Answer: Oh yes. What we normally do is that after helping a client to establish his/her business, we take you up for 48 months. We don’t just let you go. Even after the 48 months, we have to evaluate your performance and see that you are doing well. If you have not done very well, the loan that has been given to you will be reviewed to ensure that gaps are taken care off.
Question: How soon are those granted loans required to repay them?
Answer: We have three platforms on which we give out loan facilities to our clients. One is the MSMEs Fund i.e. money gotten from the CBN for MSMEs. For this the client can access the funds and pay back, depending on the sector, in three years minimum i.e. for those that are in other businesses. But for those in agriculture, it is being extended to up to five years. The former has a moratorium of six months before you start paying, while with the latter repayment starts after one year i.e. those that are to access the funds for agriculture.
Question: Tell us more about the One Village, One Product (OVOP) programme of the agency?
Answer: It is a concept that came from our staff’s interaction with a Japanese corporation. Our staff were privileged to go to Japan in 2013/14 and they saw what the Japanese did in helping their MSMEs work to a high grade that helped them contribute to their country’s GDP. We replicated it in such a way that it will give us the desired result.
We have three centres that we have created; one is for shea butter in Rimba and one is in Nuku communities in Abaji area council of the FCT. The centres are doing well but not satisfactorily because there are challenges we have identified which we are addressing now. The other community deals with cassava processing in Chikuku, Kwali Area Council. The other is fish rearing business in Bwari.
Question: How soon are you going into more communities to start OVOP?

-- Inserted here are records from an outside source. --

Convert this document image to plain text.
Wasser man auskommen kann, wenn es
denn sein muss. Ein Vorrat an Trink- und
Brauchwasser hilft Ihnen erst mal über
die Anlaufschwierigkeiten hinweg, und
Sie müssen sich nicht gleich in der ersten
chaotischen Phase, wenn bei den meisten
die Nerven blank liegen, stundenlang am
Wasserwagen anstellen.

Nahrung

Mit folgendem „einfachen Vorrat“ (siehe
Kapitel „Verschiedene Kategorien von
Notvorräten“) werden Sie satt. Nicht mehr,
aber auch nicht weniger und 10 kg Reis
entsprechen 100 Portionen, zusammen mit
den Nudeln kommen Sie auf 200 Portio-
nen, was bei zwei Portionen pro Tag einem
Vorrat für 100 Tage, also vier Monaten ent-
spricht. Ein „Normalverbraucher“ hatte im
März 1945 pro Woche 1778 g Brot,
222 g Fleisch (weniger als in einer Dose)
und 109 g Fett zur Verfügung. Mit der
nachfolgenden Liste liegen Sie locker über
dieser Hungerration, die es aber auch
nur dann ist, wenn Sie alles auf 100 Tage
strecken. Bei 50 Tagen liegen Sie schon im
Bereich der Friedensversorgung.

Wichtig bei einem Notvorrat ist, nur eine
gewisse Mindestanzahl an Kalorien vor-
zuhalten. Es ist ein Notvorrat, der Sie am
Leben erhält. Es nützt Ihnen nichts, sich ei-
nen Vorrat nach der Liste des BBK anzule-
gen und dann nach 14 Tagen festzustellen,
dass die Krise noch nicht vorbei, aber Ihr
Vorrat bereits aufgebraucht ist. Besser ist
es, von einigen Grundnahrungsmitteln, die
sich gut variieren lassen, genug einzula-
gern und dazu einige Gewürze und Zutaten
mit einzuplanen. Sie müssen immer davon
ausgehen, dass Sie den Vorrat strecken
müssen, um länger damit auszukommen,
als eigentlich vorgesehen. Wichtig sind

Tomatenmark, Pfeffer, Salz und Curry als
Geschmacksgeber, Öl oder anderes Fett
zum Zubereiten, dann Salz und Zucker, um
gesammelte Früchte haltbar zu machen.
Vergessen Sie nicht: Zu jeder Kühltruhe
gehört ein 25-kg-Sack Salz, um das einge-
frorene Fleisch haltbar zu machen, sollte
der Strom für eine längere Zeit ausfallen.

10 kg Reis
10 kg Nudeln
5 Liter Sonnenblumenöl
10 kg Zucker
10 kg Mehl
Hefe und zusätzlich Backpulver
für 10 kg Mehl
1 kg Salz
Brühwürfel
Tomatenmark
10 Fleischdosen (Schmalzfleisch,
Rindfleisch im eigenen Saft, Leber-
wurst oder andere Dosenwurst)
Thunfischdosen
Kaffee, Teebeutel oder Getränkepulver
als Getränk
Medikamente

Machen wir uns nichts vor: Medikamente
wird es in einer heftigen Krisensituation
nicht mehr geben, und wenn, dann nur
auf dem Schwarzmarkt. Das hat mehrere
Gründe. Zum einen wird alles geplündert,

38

Answer: The FCT administration has granted us approval to establish 40 of these centres this year. What we are waiting for is for the budget of the FCT to be approved. Once approved and the funds are accessed, we will go to the communities. The FCT has over 860 communities. Those 40 centres will cut across the six area councils of the territory. We will soon embark on that.

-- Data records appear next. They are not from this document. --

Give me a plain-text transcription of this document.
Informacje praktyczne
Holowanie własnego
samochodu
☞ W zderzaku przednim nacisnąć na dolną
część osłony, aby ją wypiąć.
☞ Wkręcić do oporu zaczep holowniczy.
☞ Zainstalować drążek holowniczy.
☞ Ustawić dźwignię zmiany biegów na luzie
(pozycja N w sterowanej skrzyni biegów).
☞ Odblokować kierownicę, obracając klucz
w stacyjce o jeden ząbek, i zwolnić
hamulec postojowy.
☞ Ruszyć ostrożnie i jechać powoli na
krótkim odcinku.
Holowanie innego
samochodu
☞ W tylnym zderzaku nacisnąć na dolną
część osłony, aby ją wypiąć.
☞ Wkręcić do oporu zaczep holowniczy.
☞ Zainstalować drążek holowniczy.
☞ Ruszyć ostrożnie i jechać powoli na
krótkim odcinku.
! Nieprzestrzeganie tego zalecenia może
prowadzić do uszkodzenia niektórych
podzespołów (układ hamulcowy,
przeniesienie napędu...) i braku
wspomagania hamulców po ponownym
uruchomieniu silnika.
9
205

Question: Are you satisfied with the MSMEs clinic that the agency co-hosted with the office of the Vice President last year and what were the things you came away with?

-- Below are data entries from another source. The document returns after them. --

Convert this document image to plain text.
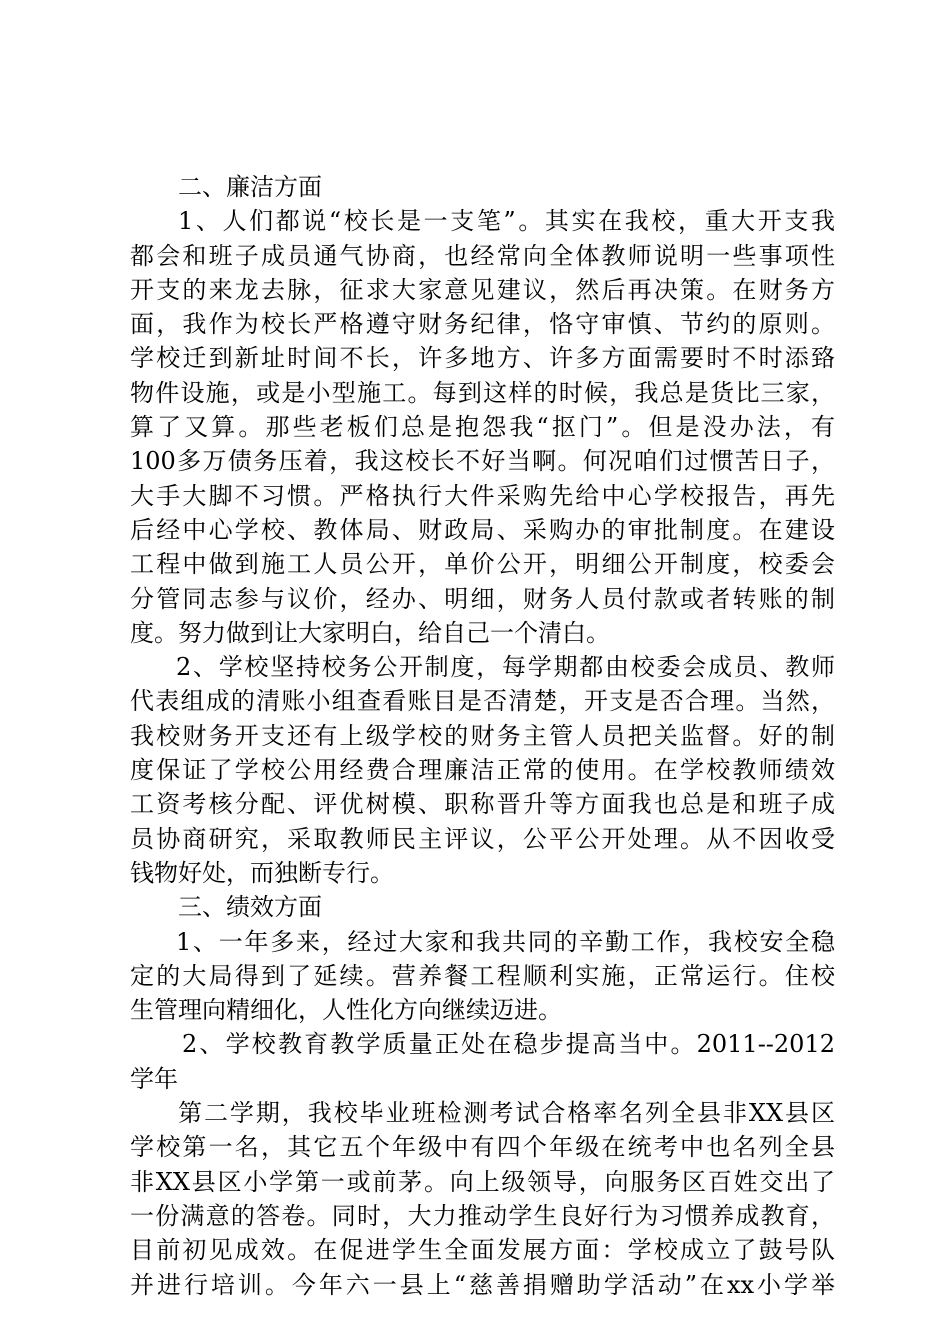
二、廉洁方面
1、人们都说“校长是一支笔”。其实在我校，重大开支我
都会和班子成员通气协商，也经常向全体教师说明一些事项性
开支的来龙去脉，征求大家意见建议，然后再决策。在财务方
面，我作为校长严格遵守财务纪律，恪守审慎、节约的原则。
学校迁到新址时间不长，许多地方、许多方面需要时不时添臵
物件设施，或是小型施工。每到这样的时候，我总是货比三家，
算了又算。那些老板们总是抱怨我“抠门”。但是没办法，有
100多万债务压着，我这校长不好当啊。何况咱们过惯苦日子，
大手大脚不习惯。严格执行大件采购先给中心学校报告，再先
后经中心学校、教体局、财政局、采购办的审批制度。在建设
工程中做到施工人员公开，单价公开，明细公开制度，校委会
分管同志参与议价，经办、明细，财务人员付款或者转账的制
度。努力做到让大家明白，给自己一个清白。
2、学校坚持校务公开制度，每学期都由校委会成员、教师
代表组成的清账小组查看账目是否清楚，开支是否合理。当然，
我校财务开支还有上级学校的财务主管人员把关监督。好的制
度保证了学校公用经费合理廉洁正常的使用。在学校教师绩效
工资考核分配、评优树模、职称晋升等方面我也总是和班子成
员协商研究，采取教师民主评议，公平公开处理。从不因收受
钱物好处，而独断专行。
三、绩效方面
1、一年多来，经过大家和我共同的辛勤工作，我校安全稳
定的大局得到了延续。营养餐工程顺利实施，正常运行。住校
生管理向精细化，人性化方向继续迈进。
2、学校教育教学质量正处在稳步提高当中。2011--2012
学年
第二学期，我校毕业班检测考试合格率名列全县非XX县区
学校第一名，其它五个年级中有四个年级在统考中也名列全县
非XX县区小学第一或前茅。向上级领导，向服务区百姓交出了
一份满意的答卷。同时，大力推动学生良好行为习惯养成教育，
目前初见成效。在促进学生全面发展方面：学校成立了鼓号队
并进行培训。今年六一县上“慈善捐赠助学活动”在xx小学举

Answer: We targeted about 5000 participants (MSMEs) but we ended up with about 12,500 participants. Out of the 5000 participants, we were looking at 1000 people to exhibit but we ended up having over 4000 exhibitors. That showed us that problems exist and the MSMEs require interventions. It was an eye-opener for us. It was very much overwhelming but exciting in the sense that we saw that the MSMEs in the FCT are willing to either key into the administration’s policy by creating jobs for themselves and their families or readily available for any intervention the government is going to give to them.
Question: Tell us more about the One-Stop-Shop which was to come up after the clinic?
Answer: The One-Stop-Shop is fallout of the clinics that were held last year. It was a requirement from the Office of the Vice President that for every state that conducted the MSMEs clinic, they should be able to establish the One-Stop-Shop. The idea of the One-Stop-Shop is to bring all the MDAs (the Ministries, Departments and Agencies) that have something to do directly or indirectly with the MSMEs and they will all be housed under one roof as an ecosystem.
A client can walk into the shop and he will find all the MDAs that he required right there on the spot. He does not have to walk out of the shop to find another agency to conduct his business. That will go a long way in minimising the challenges of the MSMEs.
Once the One-Stop-Shop is on and all the agencies are there, we would be able to sensitise clients and make them know that the shop exists and they can go and transact their business.
Question: How soon will the shop commence business?
Answer: We have obtained approval for it. Work has gone to an advanced level, in the sense that we have written to all the MDAs involved. Some have responded positively and we are at the point of procuring the equipment and furniture for the shop. It is our hope that by July 2018 ending, we should be able to commission the shop.